I hope that he'll be able to repeat his tests with a real world setup. The software they've written seems to have the right idea. The biggest issue I have with the tests is that the tests were run on tiny hardware. Hyperthreading? Single disks? Thats not really the point of having parallel replication slaves.

The idea is that you have maybe a gigantic real time write server for OLTP. This beast may have lots of medium-power CPU cores, and an obscene amount of RAM, and a lot of battery backed write cache for writes.

Now you know that there are tons of reads that shouldn't ever be done against this server. You drop a few replication slaves in, and you realize that you need a box with as much disk storage as your central server, and probably just as much write cache. Pretty soon scaling out those reads is just not very cost effective.

However, if you could have lots of CPU cores, and lots of cheap disks, you could dispatch these writes to be done in parallel, and you wouldn't need expensive disk systems or lots of RAM for each slave.

So, the idea is not to make slaves faster in a 1:1 size comparison. Its to make it easier for a cheap slave to keep up with a very busy, very expensive master.

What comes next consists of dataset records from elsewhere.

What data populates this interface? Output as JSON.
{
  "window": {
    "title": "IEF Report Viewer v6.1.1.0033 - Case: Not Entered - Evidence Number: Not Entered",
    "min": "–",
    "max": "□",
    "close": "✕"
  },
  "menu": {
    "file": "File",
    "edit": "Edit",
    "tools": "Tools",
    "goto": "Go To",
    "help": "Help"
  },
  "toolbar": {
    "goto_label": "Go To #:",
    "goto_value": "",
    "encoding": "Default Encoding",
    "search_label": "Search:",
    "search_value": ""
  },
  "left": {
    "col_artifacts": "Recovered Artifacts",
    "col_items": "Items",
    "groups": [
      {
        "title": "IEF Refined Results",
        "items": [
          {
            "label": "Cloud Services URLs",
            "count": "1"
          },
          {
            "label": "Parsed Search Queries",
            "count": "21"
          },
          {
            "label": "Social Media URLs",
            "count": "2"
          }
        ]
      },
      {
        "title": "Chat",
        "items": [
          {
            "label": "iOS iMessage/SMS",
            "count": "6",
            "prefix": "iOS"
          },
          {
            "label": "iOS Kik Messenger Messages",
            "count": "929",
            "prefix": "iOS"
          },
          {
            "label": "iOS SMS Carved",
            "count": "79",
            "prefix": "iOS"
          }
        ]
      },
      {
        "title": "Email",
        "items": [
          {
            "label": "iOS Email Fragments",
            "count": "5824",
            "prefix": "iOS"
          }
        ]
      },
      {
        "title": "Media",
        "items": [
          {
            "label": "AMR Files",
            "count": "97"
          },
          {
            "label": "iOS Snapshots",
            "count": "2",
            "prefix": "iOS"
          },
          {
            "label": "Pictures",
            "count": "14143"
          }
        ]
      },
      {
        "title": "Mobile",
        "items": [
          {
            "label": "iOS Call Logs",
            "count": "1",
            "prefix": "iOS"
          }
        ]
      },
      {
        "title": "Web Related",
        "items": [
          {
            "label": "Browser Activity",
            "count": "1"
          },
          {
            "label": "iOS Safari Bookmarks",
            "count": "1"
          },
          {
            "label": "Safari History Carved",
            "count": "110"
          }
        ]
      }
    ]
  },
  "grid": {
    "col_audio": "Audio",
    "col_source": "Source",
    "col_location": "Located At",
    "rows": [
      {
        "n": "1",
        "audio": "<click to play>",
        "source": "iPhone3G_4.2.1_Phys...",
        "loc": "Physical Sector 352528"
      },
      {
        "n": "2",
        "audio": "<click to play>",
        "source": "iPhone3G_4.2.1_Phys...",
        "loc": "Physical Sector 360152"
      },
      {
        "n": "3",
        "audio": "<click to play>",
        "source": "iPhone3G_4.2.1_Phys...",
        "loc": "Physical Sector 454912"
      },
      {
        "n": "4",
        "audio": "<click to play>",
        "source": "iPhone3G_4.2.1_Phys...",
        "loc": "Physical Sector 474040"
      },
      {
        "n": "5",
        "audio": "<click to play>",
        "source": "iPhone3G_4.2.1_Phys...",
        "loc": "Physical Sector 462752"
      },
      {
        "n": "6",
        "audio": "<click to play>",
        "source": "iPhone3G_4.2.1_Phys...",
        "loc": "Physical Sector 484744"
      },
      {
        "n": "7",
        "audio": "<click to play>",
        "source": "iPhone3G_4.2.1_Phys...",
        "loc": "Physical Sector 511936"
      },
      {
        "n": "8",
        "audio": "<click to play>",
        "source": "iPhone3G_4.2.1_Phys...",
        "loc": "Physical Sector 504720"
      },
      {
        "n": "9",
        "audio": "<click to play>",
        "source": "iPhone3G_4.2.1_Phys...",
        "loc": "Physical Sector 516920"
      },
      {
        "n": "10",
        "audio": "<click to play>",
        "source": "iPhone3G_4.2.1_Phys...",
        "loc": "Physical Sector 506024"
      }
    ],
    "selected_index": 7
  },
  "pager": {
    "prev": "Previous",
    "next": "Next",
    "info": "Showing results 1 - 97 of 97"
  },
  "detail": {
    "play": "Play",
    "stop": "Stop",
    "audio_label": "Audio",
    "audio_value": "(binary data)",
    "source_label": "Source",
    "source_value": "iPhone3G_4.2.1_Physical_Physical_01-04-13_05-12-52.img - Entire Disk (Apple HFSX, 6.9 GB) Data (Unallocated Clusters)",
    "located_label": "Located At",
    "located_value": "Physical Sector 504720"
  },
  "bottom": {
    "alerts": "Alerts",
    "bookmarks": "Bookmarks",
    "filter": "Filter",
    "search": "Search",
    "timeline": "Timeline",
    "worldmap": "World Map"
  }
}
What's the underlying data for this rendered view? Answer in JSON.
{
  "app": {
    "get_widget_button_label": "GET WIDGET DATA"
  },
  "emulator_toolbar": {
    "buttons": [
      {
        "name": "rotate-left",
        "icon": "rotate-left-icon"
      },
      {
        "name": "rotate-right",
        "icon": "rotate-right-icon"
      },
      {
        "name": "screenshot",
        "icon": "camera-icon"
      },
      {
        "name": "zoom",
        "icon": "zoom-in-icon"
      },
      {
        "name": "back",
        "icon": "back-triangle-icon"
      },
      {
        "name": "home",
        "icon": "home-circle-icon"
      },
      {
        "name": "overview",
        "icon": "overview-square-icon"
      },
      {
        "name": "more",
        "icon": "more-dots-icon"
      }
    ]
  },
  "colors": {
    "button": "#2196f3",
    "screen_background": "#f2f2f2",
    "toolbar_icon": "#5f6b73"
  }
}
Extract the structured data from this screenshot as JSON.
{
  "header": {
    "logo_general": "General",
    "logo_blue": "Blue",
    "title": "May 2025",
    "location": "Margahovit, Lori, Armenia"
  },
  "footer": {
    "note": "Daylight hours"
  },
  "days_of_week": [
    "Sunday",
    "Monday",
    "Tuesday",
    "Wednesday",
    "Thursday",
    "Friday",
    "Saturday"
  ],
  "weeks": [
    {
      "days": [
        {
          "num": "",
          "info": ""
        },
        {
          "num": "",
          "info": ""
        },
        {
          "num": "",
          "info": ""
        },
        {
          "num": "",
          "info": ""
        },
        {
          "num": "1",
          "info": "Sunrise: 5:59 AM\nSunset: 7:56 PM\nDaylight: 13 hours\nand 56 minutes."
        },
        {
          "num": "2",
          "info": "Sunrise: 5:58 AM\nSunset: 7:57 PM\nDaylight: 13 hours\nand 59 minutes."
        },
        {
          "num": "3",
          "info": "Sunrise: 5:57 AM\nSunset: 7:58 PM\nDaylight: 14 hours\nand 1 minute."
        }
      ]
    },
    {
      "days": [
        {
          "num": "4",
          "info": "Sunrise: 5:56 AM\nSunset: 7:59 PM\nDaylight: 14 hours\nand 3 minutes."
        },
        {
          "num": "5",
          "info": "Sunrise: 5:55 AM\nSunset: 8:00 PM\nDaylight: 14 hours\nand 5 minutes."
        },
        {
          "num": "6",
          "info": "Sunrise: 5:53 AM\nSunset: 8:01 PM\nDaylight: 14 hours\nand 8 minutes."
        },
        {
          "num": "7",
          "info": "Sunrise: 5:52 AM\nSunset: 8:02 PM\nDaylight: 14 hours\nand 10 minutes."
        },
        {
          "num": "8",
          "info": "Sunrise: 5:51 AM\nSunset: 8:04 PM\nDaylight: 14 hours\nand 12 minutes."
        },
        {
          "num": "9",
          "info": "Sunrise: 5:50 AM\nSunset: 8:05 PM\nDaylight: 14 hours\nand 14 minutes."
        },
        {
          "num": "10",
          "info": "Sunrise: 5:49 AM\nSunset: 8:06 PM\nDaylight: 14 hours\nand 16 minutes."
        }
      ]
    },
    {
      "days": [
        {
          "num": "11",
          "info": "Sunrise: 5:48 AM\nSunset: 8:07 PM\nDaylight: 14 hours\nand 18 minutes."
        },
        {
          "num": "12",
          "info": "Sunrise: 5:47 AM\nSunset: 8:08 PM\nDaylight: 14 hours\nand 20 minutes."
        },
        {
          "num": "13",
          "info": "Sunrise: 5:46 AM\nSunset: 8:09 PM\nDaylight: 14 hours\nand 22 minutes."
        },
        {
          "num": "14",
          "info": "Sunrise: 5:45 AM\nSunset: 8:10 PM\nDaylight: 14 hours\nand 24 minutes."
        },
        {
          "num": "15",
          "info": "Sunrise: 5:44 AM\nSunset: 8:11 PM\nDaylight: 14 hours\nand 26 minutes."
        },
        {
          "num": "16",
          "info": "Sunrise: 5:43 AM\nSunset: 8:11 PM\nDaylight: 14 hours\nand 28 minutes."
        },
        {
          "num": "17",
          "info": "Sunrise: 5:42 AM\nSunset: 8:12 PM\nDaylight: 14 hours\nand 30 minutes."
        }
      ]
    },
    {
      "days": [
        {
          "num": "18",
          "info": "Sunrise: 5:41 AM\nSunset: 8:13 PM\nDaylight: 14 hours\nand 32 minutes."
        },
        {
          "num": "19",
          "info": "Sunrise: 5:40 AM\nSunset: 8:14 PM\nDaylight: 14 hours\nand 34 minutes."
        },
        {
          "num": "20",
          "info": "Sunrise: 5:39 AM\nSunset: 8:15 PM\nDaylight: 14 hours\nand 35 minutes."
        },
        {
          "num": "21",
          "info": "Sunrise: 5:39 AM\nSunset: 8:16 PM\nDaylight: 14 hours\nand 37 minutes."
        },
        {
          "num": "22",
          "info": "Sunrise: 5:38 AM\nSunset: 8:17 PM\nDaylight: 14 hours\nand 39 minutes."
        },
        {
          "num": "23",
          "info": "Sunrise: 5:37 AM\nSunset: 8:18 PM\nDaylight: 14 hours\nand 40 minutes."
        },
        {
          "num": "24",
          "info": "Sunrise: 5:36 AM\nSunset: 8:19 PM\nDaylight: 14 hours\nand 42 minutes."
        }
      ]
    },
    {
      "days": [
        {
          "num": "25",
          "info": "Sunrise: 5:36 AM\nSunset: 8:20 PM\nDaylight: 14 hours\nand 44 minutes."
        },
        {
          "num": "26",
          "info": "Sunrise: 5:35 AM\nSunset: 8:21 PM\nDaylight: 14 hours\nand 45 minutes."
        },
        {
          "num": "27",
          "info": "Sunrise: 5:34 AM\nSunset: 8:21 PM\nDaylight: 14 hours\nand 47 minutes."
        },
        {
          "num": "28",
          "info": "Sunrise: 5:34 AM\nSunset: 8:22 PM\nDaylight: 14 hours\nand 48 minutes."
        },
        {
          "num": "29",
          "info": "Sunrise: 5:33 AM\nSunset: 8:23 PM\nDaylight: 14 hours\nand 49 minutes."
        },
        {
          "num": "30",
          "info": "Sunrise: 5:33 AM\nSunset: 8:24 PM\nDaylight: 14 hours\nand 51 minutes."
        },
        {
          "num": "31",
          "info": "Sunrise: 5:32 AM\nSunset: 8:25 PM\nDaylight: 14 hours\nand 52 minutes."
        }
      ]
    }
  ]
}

I do see where another huge limiting factor is making sure things synchronize in commit order. I think thats an area where a lot of time needs to be spent on optimization. The order should already be known so that the commiter thread is just waiting for the next one in line, and if the next 100 are already done it can just rip through them quickly, not signal them that they can go. Something like this seems right:


id=first_commit_id();
while(wait_for_commit(id)) {
commit(id);
id++;
}

I applaud the efforts of Codeship, and I hope they'll continue the project and maybe ship something that will rock all our worlds.